At this stage, Barcelona had asked him to have breakfast regularly at La Masía, which he and the others were given as part of the endocrinological work carried out by the club relating to the players’ diet. At the same time the club doctor, Josep Borrell, decided to gradually wind down the growth hormone treatment Messi had been receiving. At the age of 14, a controlled diet and a suitable physical fitness programme would, in the doctor’s opinion, help him to reach his maximum height without further hormone treatment. ‘In Spain he grew in a way that you wouldn’t believe,’ remembered Jorge Messi in El Gráfico. In fact, he grew 29 centimetres in as many months. But he often swapped his diet for the restaurants of his Argentinian friends who would feed him up with gigantic Scaloppe Milanese with potatoes, and milk pudding to finish.

After a few months in Rosario, Leo’s brother Rodrigo returned permanently to Barcelona with Florencia, now his wife, and their baby son, Agustín, who Leo spent hours looking after. (…) His brother worked as a chef at the Hotel Rally and at El Corte Inglés, and was even in touch with Ferran Adrià, the legendary chef-owner of El Bulli, who had a workshop in Barcelona. He could have worked with Adrià, but preferred to look after his brother.

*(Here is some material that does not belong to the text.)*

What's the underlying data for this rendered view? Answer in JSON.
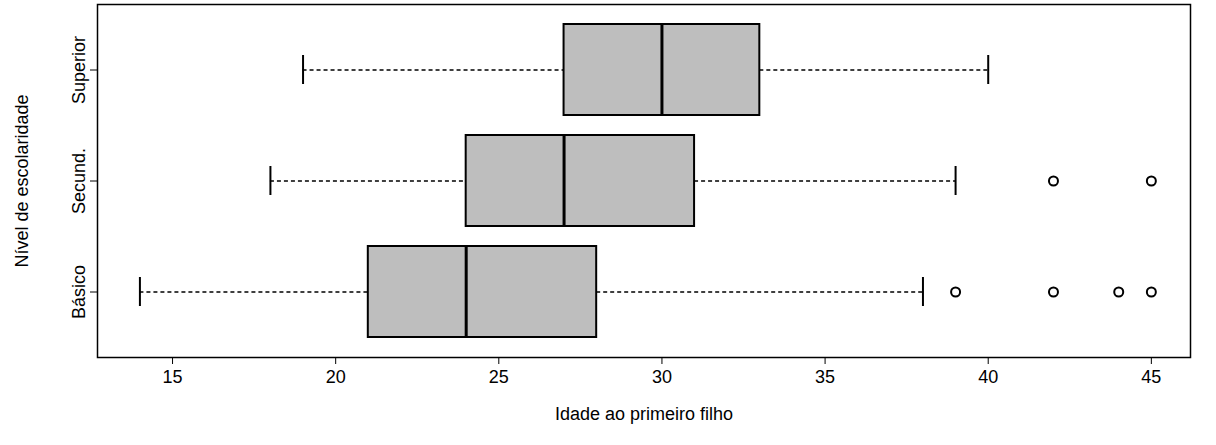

Leo relied on others to look out for him as protectors. Pablo Zabaleta was one such person. Zabaleta was captain of the Argentinian Under 20 side with which Leo played his first international matches and they sealed their friendship when the wing-back played for RCD Espanyol of Barcelona. He willingly took Leo under his wing, extricating him from restaurants when he started to become recognised, advising him, guiding him and helping him steer clear of dubious company.

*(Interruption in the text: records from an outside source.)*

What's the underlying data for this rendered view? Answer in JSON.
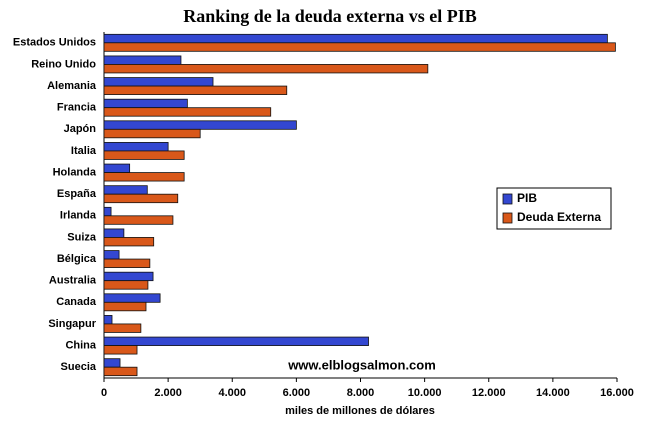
{
  "chart_data": {
    "type": "barh",
    "title": "Ranking de la deuda externa vs el PIB",
    "x_label": "miles de millones de dólares",
    "watermark": "www.elblogsalmon.com",
    "categories": [
      "Estados Unidos",
      "Reino Unido",
      "Alemania",
      "Francia",
      "Japón",
      "Italia",
      "Holanda",
      "España",
      "Irlanda",
      "Suiza",
      "Bélgica",
      "Australia",
      "Canada",
      "Singapur",
      "China",
      "Suecia"
    ],
    "series": [
      {
        "name": "PIB",
        "color": "#3347d1",
        "values": [
          15700,
          2400,
          3400,
          2600,
          6000,
          2000,
          800,
          1350,
          220,
          620,
          470,
          1530,
          1750,
          250,
          8250,
          500
        ]
      },
      {
        "name": "Deuda Externa",
        "color": "#d9581a",
        "values": [
          15950,
          10100,
          5700,
          5200,
          3000,
          2500,
          2500,
          2300,
          2150,
          1550,
          1430,
          1370,
          1310,
          1150,
          1030,
          1030
        ]
      }
    ],
    "xlim": [
      0,
      16000
    ],
    "xticks": [
      0,
      {
        "value": 2000,
        "label": "2.000"
      },
      {
        "value": 4000,
        "label": "4.000"
      },
      {
        "value": 6000,
        "label": "6.000"
      },
      {
        "value": 8000,
        "label": "8.000"
      },
      {
        "value": 10000,
        "label": "10.000"
      },
      {
        "value": 12000,
        "label": "12.000"
      },
      {
        "value": 14000,
        "label": "14.000"
      },
      {
        "value": 16000,
        "label": "16.000"
      }
    ],
    "legend": "right",
    "grid": false
  }
}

Leo bought a dog, Facha, a boxer he used to take for walks around Castelldefels. Another companion.

Oscar Unari, another friend of Leo’s, who today plays for Almeria, shared many confidences. ‘If there’s one thing that he won’t talk about, one thing that hurt him, it’s his uprooting. It happened to me. I’m from a small town, much smaller than Rosario, with 15,000 inhabitants, and as a thirteen-year-old I started to go around on my own, without a father, or a mother, to find my life in Buenos Aires. From a town of 15,000 to a concrete jungle.’

(…)

Leo went through much physical and psychological pain before becoming the very best at what he does. You need that strength in football in order to reach the finishing line, and you need the ability to make sacrifices. And perseverance.

But it was many years before he stopped crying after speaking on the telephone to his mum.